There is a phrase I have heard used in relation to those with mental health difficulties who are ‘high functioning’ (though I don’t like that designation) – ‘apparent competence’. There’s no denying that in many ways, it is a blessing. I am able to work, which on balance, is good for my mental health, and I am able to help to support my family. However, apparent competence can feel like a burden and a prison. I feel trapped by it; as if I’m being held to ransom. I can’t let the mask of competence slip, or my whole world might collapse. Work has assumed such overwhelming importance, that I used to firmly believe that one of the greatest threats to my survival was the possibility of work finding out about my mental health difficulties. I have lived two separate lives for so long, that the idea of integrating them in any way, seemed utterly unthinkable. It felt as though my work identity had to be protected at all costs – that it was my only ‘substantive’ identity. Who exactly am I, outside of work?
I think that much of this compartmentalisation is driven by fear of the stigma surrounding mental illness. Stigma feeds my paranoia that my career will be affected if others know about my difficulties. I am afraid that others’ perceptions of me will change; that my ‘apparent competence’ will be seen as just that – apparent, fake. That I will be seen as a ‘liability’, because there is always the risk of the mask slipping. And yet, is that not also the perception I have of myself? I have talked about ‘apparent competence’, but in truth, there is nothing apparent about it. When I was at work on Tuesday 10 February 2015, I did a good job – the feedback I received, tells me so. I may not be believe it, and I may know that I function very differently out of the office; but when I’m there, my performance is not a lie, even if my smiles and my ‘happiness’ may be.

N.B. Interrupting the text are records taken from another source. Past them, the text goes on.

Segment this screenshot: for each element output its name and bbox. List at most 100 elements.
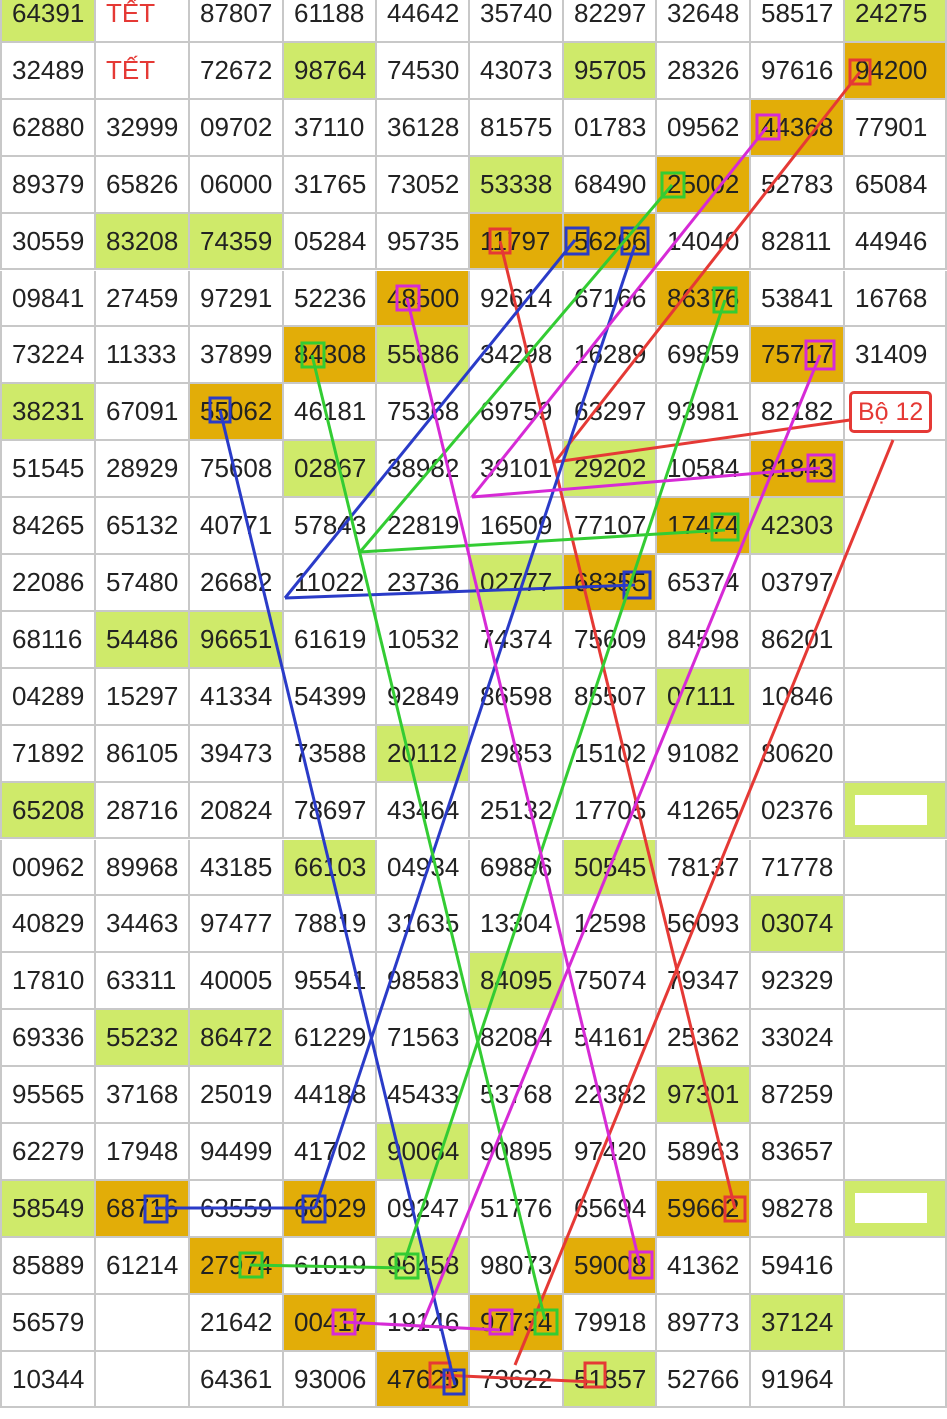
grid-cell: 25132 [470, 782, 564, 840]
grid-cell: 41334 [190, 668, 284, 726]
grid-cell: 82182 [751, 384, 845, 442]
grid-cell: 56579 [0, 1294, 96, 1352]
grid-cell: 83657 [751, 1124, 845, 1181]
grid-cell: 55062 [190, 384, 284, 442]
grid-cell: 52783 [751, 156, 845, 214]
grid-cell: 28716 [96, 782, 190, 840]
grid-cell: 22086 [0, 555, 96, 612]
grid-cell [845, 498, 947, 555]
grid-cell: 22382 [564, 1067, 657, 1124]
grid-cell: 53338 [470, 156, 564, 214]
grid-cell: 57480 [96, 555, 190, 612]
grid-cell: 27459 [96, 270, 190, 328]
grid-cell: 75608 [190, 441, 284, 499]
grid-cell: 65694 [564, 1180, 657, 1238]
grid-cell: 98278 [751, 1180, 845, 1238]
grid-cell: 31409 [845, 327, 947, 385]
grid-cell: 82084 [470, 1010, 564, 1068]
grid-cell [845, 839, 947, 897]
grid-cell: 97301 [657, 1067, 751, 1124]
grid-cell: 43464 [377, 782, 470, 840]
grid-cell: 37124 [751, 1294, 845, 1352]
grid-cell: 32648 [657, 0, 751, 43]
grid-cell [845, 611, 947, 669]
grid-cell: 17810 [0, 953, 96, 1011]
grid-cell: 84308 [284, 327, 377, 385]
grid-cell: 38231 [0, 384, 96, 442]
grid-cell: 44642 [377, 0, 470, 43]
grid-cell: 03074 [751, 896, 845, 954]
grid-cell: 41702 [284, 1124, 377, 1181]
grid-cell: 17948 [96, 1124, 190, 1181]
grid-cell: 90895 [470, 1124, 564, 1181]
grid-cell: 85507 [564, 668, 657, 726]
grid-cell: 14040 [657, 213, 751, 271]
grid-cell: 26682 [190, 555, 284, 612]
grid-cell: 07111 [657, 668, 751, 726]
grid-cell: 30559 [0, 213, 96, 271]
grid-cell: 61229 [284, 1010, 377, 1068]
blank-box [855, 794, 927, 825]
grid-cell: 68490 [564, 156, 657, 214]
grid-cell: 02867 [284, 441, 377, 499]
grid-cell: 32999 [96, 99, 190, 157]
grid-cell: 03797 [751, 555, 845, 612]
grid-cell: 50545 [564, 839, 657, 897]
grid-cell: 91964 [751, 1351, 845, 1409]
grid-cell: 69859 [657, 327, 751, 385]
grid-cell: 97291 [190, 270, 284, 328]
grid-cell: 84095 [470, 953, 564, 1011]
grid-cell: 85889 [0, 1237, 96, 1295]
grid-cell: 78137 [657, 839, 751, 897]
grid-cell: 68716 [96, 1180, 190, 1238]
grid-cell: TẾT [96, 0, 190, 43]
grid-cell [845, 668, 947, 726]
grid-cell: 43185 [190, 839, 284, 897]
grid-cell [845, 1010, 947, 1068]
grid-cell: 94499 [190, 1124, 284, 1181]
grid-cell: 92849 [377, 668, 470, 726]
grid-cell: 31635 [377, 896, 470, 954]
grid-cell: 93981 [657, 384, 751, 442]
grid-cell: 77901 [845, 99, 947, 157]
grid-cell: 35740 [470, 0, 564, 43]
grid-cell: 65374 [657, 555, 751, 612]
grid-cell: 44188 [284, 1067, 377, 1124]
grid-cell: 82811 [751, 213, 845, 271]
grid-cell: 25362 [657, 1010, 751, 1068]
grid-cell: 82297 [564, 0, 657, 43]
grid-cell: 83208 [96, 213, 190, 271]
grid-cell: 54161 [564, 1010, 657, 1068]
grid-cell: 41362 [657, 1237, 751, 1295]
grid-cell: 71563 [377, 1010, 470, 1068]
grid-cell [845, 1124, 947, 1181]
grid-cell: 34298 [470, 327, 564, 385]
grid-cell: 06000 [190, 156, 284, 214]
grid-cell: 51857 [564, 1351, 657, 1409]
grid-cell: 93006 [284, 1351, 377, 1409]
grid-cell: 67166 [564, 270, 657, 328]
grid-cell: 61188 [284, 0, 377, 43]
grid-cell [845, 896, 947, 954]
grid-cell: 59008 [564, 1237, 657, 1295]
grid-cell: 25002 [657, 156, 751, 214]
grid-cell: 97477 [190, 896, 284, 954]
grid-cell: 78697 [284, 782, 377, 840]
grid-cell: 66029 [284, 1180, 377, 1238]
grid-cell: 39473 [190, 725, 284, 783]
grid-cell: 69336 [0, 1010, 96, 1068]
grid-cell: 04289 [0, 668, 96, 726]
grid-cell: 86201 [751, 611, 845, 669]
grid-cell: 10846 [751, 668, 845, 726]
grid-cell: 16289 [564, 327, 657, 385]
grid-cell: 73588 [284, 725, 377, 783]
grid-cell: 56093 [657, 896, 751, 954]
grid-cell: 16509 [470, 498, 564, 555]
grid-cell: 63297 [564, 384, 657, 442]
grid-cell: 63559 [190, 1180, 284, 1238]
grid-cell [96, 1294, 190, 1352]
grid-cell: 11797 [470, 213, 564, 271]
grid-cell: 54399 [284, 668, 377, 726]
grid-cell: 39101 [470, 441, 564, 499]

I believe that being able to work can be incredibly beneficial to one’s mental health. It can give a sense of achievement, purpose and control, and that sense is so often are lacking for many with mental health difficulties, particularly if have very low self-esteem. But I know that my attitude towards work in ‘unhealthy’. That I have let it define me, and that I prioritise it far more than I should; and when work is stressful and workloads are heavy, it can push me over the edge into a downward spiral of severe depression.
On a Tuesday evening, when I’m not at work, I’m in therapy. On this particular Tuesday we talked about the fact that I had felt suicidal at the weekend. I find weekends the hardest to get through – with no work to distract me and no contact with my therapist, it’s easy to fall back into depression and very negative patterns of thought about myself. I need therapy; and for me, one of the things that really shows me how much my attitudes are starting to change, is that I think that at this point, I need it more than work. And if I had to tell work about my difficulties in order to continue being able to attend therapy, I might just be able to do it. Perhaps the mask is starting to slip after all – but perhaps it’s not such a bad thing.